Bocah ini takut mati?
Jangan bercanda, ia berani menghadapi peluru dan membunuh pembunuhnya.
Bahkan ketika tangan kosong, ia berani menghadapi sebelas preman bersenjata parang dan pentungan.
Benar-benar orang dengan urat saraf yang luar biasa aneh.
Kau percaya kalau dia bilang takut mati?
“Ah, itu…” Xiao Mu tersenyum canggung, matanya berputar, “Bagaimana kalau kau tugaskan seorang pengawal buat melindungiku?”
Ye Wu: …
Minta pengawal, gampang saja.
Tidur saja, di dalam mimpi, semua bisa didapat.
“Kau terlalu memandangku tinggi,” ujar Ye Wu sambil tertawa kesal, “Pengawal itu kelasnya tinggi, Keamanan Nasional saja tak berani macam-macam, apalagi aku yang cuma bisa mengatur mereka?”
Keamanan Nasional saja tak berani, seberapa serius itu?

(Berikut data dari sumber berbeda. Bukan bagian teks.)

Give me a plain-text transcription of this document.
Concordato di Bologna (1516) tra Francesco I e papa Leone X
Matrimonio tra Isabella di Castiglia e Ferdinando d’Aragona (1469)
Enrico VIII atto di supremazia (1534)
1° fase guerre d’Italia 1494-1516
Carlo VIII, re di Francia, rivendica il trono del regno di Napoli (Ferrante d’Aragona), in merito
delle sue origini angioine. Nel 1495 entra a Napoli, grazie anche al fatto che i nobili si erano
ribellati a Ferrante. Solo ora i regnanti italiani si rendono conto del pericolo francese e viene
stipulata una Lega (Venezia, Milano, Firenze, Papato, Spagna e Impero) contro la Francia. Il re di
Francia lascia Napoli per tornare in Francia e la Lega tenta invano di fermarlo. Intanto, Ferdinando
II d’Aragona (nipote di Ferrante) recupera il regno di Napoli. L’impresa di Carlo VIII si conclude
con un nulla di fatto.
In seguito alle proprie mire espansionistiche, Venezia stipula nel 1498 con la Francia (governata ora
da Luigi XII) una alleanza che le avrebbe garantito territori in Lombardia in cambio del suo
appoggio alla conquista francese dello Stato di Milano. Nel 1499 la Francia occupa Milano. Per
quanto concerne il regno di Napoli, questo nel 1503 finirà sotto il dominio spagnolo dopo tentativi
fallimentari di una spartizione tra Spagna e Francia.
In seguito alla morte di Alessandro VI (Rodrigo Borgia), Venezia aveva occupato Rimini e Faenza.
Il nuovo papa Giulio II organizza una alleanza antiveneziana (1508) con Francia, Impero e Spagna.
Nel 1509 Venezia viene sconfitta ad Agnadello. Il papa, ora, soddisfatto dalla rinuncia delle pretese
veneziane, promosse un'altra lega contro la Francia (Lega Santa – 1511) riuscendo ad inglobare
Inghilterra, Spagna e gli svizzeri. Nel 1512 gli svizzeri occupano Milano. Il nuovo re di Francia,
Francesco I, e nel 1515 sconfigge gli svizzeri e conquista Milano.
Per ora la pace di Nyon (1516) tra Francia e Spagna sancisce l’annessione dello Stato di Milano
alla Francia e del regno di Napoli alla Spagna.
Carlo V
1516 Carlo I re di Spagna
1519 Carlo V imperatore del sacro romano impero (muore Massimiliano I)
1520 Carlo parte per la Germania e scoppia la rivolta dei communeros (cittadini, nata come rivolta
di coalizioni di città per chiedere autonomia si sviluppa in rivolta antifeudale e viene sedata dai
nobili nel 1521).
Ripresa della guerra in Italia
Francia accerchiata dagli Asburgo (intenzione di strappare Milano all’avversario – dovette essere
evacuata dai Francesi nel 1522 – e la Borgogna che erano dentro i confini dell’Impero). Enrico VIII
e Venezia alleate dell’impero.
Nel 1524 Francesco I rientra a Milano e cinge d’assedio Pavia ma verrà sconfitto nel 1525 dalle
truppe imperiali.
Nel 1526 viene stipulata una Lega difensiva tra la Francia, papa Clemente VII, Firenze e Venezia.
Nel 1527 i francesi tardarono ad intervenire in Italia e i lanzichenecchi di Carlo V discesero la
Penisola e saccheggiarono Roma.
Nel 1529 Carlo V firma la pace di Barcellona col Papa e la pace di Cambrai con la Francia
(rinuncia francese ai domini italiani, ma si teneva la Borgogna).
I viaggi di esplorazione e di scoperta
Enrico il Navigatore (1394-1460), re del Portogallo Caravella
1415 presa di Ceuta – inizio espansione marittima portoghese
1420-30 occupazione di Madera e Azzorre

Xiao Mu meliriknya, keningnya berkerut.
“Tenang saja, beberapa hari ke depan aku akan mengawasi langsung,” kata Ye Wu dengan tatapan bermakna, “Kau tidak akan mati.”
Xiao Mu tiba-tiba waspada, heran, “Kau akan mengikutiku?”
“Kau tidak khawatir pada anak yang hilang itu?” Ye Wu mengganti topik, “Sudah enam hari, kalau tidak cepat ditemukan mungkin…”
Kasus anak hilang itu sudah ia pelajari.
Ia bahkan kagum pada otak Xiao Mu, sangat cerdas.
Bukan hanya itu.
Kasus khusus di Kota Es juga sudah ia pelajari.
Dalam dua kasus itu, kecerdasan Xiao Mu benar-benar menyaingi para detektif senior.
Seolah ia dilahirkan memang untuk dunia kriminal.
Alasan Ye Wu dari Kota Es sampai ke Ibu Kota untuk membantu Xiao Mu ada tiga.
Pertama, hal yang membahayakan keamanan negara harus ditangani.
Kedua, karena Xiao Mu adalah talenta luar biasa di bidang kriminal.
Ketiga, bukan hanya kepolisian, Keamanan Nasional juga menginginkan talenta seperti itu.
Permainan spionase juga mengandalkan otak, bertarung kecerdikan dengan para pelaku kejahatan, tak beda jauh dengan detektif.
Ada satu hal penting lagi.
Keanehan pada diri Xiao Mu terlalu jelas.
Kalau bukan karena alasan tertentu…
Tak ada yang bisa melindunginya!
Membawa Xiao Mu ke Keamanan Nasional, pertama bisa diawasi, kedua bisa dimanfaatkan, ketiga bisa dilindungi—itulah pilihan terbaik!
“Kurasa tidak,” Xiao Mu menggeleng penuh percaya diri, “Kalaupun ada yang mengincar anak itu, mereka menunggu kondisi fisiknya memenuhi syarat tertentu.”
Anak yang hilang itu kondisi kesehatannya memang tidak terlalu baik.
Jika memang ada orang yang mengincar organ tubuh anak itu.
Pertama-tama, mereka harus memastikan kondisi anak itu sehat.
Kesehatan dan semua indikatornya harus diperbaiki.
Itu bukan sesuatu yang bisa dilakukan dalam waktu singkat!